According to an opinion issued Monday, Overstock.com Inc. has beat allegations that it misled investors about a digital dividend it issued and financial forecasts it broadcasted publicly in 2019. The District of Utah court overseeing the suit dismissed the case with prejudice, despite added allegations from confidential witnesses, finding that the amended filing failed to meet the heightened pleading standard applicable to securities fraud claims.
The opinion explained that lead plaintiff The Mangrove Partners Master Fund Ltd. filed the class action against the e-commerce home furnishings retailer in September 2019, and named former officers, including CEO Patrick Byrne as defendants in the proceeding. In September 2020, the court dismissed the first complaint but permitted the investor to file an amended pleading.
This week’s opinion considered whether the revised complaint stated plausible claims under the heightened standard. Specifically, Judge Dale A. Kimball examined whether the defendants made a false or misleading statement about company information, including Overstock’s historical insurance costs, the digital dividend, its “retail guidance,” and search engine optimization (SEO) results.
The court focused on refreshed allegations concerning retail guidance, and whether any new information provided by a confidential witness removed the retail guidance claim from the safe harbor provision of the Private Securities Litigation Reform Act of 1995 (PSLRA). It did not, the court ruled, because nothing attributed to the witness suggested that any officer “gave guidance that he knew was impossible for Overstock to meet.”
As to SEO, Judge Kimball ruled in part that two confidential witnesses’ claims contradicted one another, and therefore fell short of alleging fraud. The amended complaint “contains no well-pled facts that are inconsistent with Byrne’s statements regarding SEO,” the court wrote.
The court dismissed the plaintiff’s second count, after finding that the investor failed to add allegations indicating that the dividend or related disclosures were deceptive. “Plaintiff simply adds an array of conclusory adverbs to the prior allegations relating to the dividend, claiming it was designed ‘exclusively’ or ‘entirely’ to harm short sellers by causing a short squeeze,” the opinion said.

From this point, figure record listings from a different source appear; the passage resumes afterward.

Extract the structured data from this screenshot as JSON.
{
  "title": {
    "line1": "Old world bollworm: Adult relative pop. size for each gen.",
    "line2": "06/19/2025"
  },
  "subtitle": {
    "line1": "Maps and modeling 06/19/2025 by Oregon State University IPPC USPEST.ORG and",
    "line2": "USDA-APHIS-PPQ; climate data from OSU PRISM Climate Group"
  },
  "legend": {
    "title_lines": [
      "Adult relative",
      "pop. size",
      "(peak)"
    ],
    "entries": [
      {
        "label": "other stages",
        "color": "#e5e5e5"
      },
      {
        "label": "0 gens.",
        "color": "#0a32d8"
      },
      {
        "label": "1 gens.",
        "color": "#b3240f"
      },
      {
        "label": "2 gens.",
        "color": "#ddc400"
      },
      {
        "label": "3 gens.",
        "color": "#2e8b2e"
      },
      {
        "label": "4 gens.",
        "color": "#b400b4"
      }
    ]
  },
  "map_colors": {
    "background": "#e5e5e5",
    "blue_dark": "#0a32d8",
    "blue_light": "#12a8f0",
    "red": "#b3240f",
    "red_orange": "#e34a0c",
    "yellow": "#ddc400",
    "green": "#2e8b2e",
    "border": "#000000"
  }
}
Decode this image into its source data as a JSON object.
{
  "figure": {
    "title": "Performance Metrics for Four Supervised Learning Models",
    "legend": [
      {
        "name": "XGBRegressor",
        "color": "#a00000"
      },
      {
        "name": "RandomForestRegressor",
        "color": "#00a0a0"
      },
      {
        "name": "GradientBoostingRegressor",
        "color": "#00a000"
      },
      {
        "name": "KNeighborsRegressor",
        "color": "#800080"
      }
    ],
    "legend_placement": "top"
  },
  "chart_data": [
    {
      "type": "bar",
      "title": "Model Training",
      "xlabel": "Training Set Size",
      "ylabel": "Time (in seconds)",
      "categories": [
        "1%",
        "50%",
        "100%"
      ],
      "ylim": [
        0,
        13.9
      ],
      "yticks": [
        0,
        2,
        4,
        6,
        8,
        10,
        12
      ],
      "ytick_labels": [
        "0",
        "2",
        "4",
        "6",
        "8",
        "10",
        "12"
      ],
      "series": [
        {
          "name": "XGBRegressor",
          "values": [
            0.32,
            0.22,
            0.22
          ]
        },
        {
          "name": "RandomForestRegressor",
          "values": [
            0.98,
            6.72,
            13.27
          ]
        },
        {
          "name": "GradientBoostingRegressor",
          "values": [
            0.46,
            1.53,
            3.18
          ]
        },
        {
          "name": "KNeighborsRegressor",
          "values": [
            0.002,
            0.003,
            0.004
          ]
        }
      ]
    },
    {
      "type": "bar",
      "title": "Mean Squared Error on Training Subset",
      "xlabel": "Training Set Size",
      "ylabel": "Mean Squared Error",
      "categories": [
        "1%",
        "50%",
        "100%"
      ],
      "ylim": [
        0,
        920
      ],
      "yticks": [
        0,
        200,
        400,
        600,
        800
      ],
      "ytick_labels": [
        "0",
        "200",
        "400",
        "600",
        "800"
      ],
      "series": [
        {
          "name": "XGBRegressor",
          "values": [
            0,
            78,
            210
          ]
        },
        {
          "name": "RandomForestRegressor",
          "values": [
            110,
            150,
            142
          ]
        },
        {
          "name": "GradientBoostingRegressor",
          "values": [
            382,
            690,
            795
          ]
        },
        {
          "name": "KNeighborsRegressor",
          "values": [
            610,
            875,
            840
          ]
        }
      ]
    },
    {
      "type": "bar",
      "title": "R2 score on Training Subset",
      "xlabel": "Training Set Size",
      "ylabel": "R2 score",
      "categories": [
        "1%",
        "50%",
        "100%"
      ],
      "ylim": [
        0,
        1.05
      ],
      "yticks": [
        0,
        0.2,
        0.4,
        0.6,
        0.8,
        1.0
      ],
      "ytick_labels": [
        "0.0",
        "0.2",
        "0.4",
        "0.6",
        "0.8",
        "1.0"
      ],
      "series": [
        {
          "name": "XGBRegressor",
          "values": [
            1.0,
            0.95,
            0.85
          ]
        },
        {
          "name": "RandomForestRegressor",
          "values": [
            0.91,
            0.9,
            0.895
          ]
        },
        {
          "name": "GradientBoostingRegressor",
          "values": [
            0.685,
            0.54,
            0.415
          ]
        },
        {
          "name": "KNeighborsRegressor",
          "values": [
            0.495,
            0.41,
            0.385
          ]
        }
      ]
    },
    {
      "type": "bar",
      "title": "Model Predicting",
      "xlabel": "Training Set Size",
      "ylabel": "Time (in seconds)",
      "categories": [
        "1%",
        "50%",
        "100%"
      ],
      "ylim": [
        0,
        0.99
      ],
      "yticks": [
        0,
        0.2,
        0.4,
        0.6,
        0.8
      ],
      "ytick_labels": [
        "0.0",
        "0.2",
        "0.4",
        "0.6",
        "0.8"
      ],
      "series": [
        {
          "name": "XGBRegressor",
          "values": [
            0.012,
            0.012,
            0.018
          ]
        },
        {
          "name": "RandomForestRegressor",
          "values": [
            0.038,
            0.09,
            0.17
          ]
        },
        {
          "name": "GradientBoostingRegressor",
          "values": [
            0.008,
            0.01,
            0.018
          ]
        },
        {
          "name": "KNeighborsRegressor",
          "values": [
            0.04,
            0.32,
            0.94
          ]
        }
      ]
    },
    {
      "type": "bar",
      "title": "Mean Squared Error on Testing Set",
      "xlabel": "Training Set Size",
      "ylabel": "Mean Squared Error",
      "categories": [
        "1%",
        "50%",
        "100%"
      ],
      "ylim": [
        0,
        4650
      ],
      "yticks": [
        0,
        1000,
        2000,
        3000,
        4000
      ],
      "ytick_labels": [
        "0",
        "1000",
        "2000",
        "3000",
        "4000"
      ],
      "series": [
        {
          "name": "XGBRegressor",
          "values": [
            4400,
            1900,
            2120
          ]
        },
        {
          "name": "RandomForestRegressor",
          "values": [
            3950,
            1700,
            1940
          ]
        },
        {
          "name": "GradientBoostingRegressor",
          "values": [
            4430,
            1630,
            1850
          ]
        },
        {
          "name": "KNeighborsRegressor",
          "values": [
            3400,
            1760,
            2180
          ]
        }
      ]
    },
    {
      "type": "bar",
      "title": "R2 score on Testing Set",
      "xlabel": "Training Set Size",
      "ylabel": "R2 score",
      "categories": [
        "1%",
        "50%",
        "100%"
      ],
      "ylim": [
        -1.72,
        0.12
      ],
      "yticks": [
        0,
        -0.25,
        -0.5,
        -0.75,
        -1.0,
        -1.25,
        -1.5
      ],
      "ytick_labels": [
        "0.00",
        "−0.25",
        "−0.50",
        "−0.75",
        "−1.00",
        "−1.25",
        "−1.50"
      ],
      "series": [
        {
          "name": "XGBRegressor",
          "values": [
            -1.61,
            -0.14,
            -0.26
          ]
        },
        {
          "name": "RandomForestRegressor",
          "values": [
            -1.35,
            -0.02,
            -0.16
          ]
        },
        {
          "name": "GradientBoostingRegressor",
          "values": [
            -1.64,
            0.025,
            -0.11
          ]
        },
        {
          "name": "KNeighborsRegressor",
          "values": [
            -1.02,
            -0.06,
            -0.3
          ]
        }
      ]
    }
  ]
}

In addition to dismissing the claims against the individual defendants, the ruling also found the first two counts insufficient because the plaintiff failed to plead that it relied on any challenged statement or actions in purchasing Overstock shares. Judge Kimball concluded by denying leave to amend, finding that given the heightened pleading standard, and the previous opportunity, amendment would be futile.
The plaintiff is represented by Clyde, Snow & Sessions P.C. and Cohen Milstein Sellers & Toll PLLC, and Overstock by Parsons Behle & Latimer and Cooley LLP.